We've all heard it. "I hate Jenna!" "I hate this shirt!"
"I hate string beans (carrots, broccoli, all forms of meat, and anything
even remotely healthy)!"
Many parents bristle at the H-word, responding with a reminder, "We don't
use that word" or even more unhelpful (sorry), "But honey, you
played with Jenna/wore that shirt/ate those very same string beans yesterday!"
Meeting the H-word with admonishments or contradictions misses the point, and
is likely to result in a child who escalates or retreats into sullen silence.
If the H-word makes your skin crawl, help your child generate a list of
alternatives – abhor, despise, loathe, not-my-cup-of-tea – and remind her to
use them.
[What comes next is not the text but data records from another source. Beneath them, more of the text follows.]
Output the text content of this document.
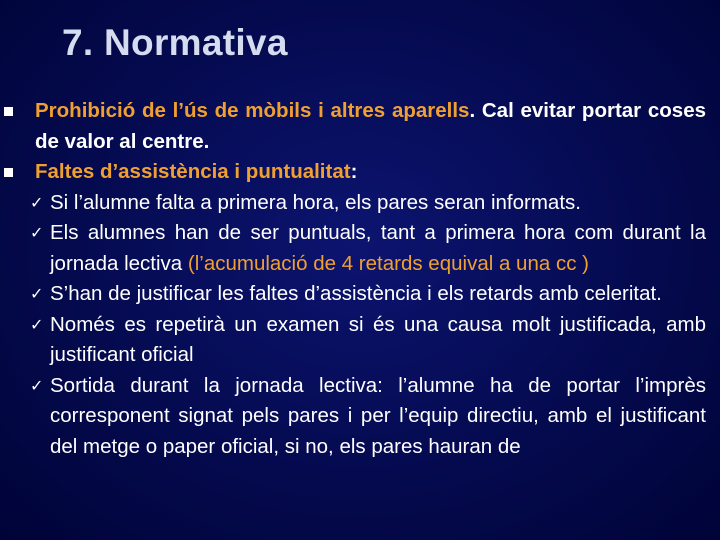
7. Normativa
Prohibició de l’ús de mòbils i altres aparells. Cal evitar portar coses de valor al centre.
Faltes d’assistència i puntualitat:
✓ Si l’alumne falta a primera hora, els pares seran informats.
✓ Els alumnes han de ser puntuals, tant a primera hora com durant la jornada lectiva (l’acumulació de 4 retards equival a una cc )
✓ S’han de justificar les faltes d’assistència i els retards amb celeritat.
✓ Només es repetirà un examen si és una causa molt justificada, amb justificant oficial
✓ Sortida durant la jornada lectiva: l’alumne ha de portar l’imprès corresponent signat pels pares i per l’equip directiu, amb el justificant del metge o paper oficial, si no, els pares hauran de
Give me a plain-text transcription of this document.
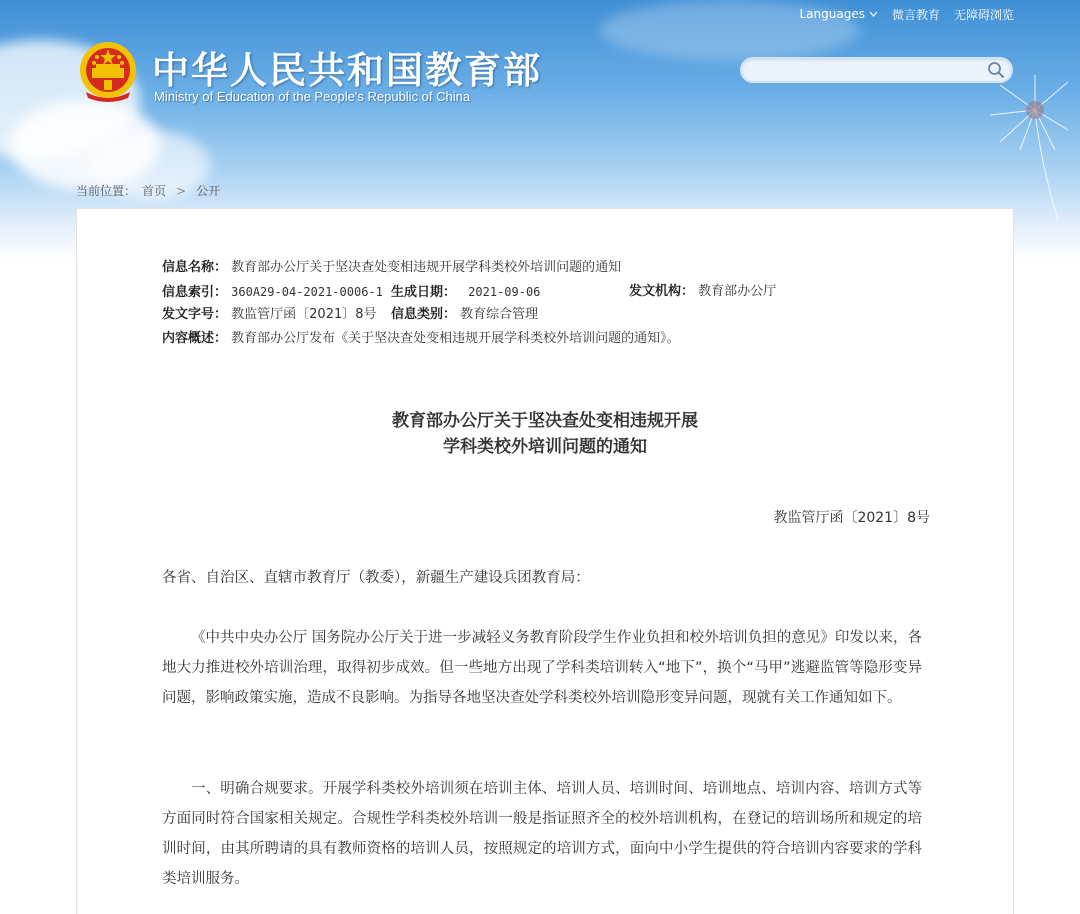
Languages 微言教育 无障碍浏览
中华人民共和国教育部
Ministry of Education of the People's Republic of China
当前位置： 首页 > 公开
信息名称： 教育部办公厅关于坚决查处变相违规开展学科类校外培训问题的通知
信息索引： 360A29-04-2021-0006-1 生成日期： 2021-09-06	发文机构： 教育部办公厅
发文字号： 教监管厅函〔2021〕8号 信息类别： 教育综合管理
内容概述： 教育部办公厅发布《关于坚决查处变相违规开展学科类校外培训问题的通知》。
教育部办公厅关于坚决查处变相违规开展
学科类校外培训问题的通知
教监管厅函〔2021〕8号
各省、自治区、直辖市教育厅（教委），新疆生产建设兵团教育局：
《中共中央办公厅 国务院办公厅关于进一步减轻义务教育阶段学生作业负担和校外培训负担的意见》印发以来，各地大力推进校外培训治理，取得初步成效。但一些地方出现了学科类培训转入“地下”，换个“马甲”逃避监管等隐形变异问题，影响政策实施，造成不良影响。为指导各地坚决查处学科类校外培训隐形变异问题，现就有关工作通知如下。
一、明确合规要求。开展学科类校外培训须在培训主体、培训人员、培训时间、培训地点、培训内容、培训方式等方面同时符合国家相关规定。合规性学科类校外培训一般是指证照齐全的校外培训机构，在登记的培训场所和规定的培训时间，由其所聘请的具有教师资格的培训人员，按照规定的培训方式，面向中小学生提供的符合培训内容要求的学科类培训服务。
Even better, use them yourself, bringing a richer, more varied
feelings-vocabulary into your home.
Or shift the focus entirely, away from the H-bomb and onto what your child
is really trying to say. So if your 7-year-old wails, "I hate Lego,
they're stupid (uh oh, the S-word)!" try, "It's really frustrating
your spaceship keeps breaking." Translating what your child is saying
into more acceptable language accomplishes 3 important goals:
It's empathic, letting your child know you hear him and understand which,
by the way, is the surest path to calming him down.
It provides a different, more acceptable way to express strong feelings.
It moves you and your child away from complaining and on to more productive problem-solving.
Going from "I hate school!" to "Wow, you sound upset.
What happened?" or "You're worried about that test today.”
accomplishes what Tamar Chansky, PhD (author of many wonderful books
Freeing Your Child from Negative Thinking) calls specifizing,
the process of moving from the unwieldy global to the more manageable
specific. Then, true problem-solving can begin.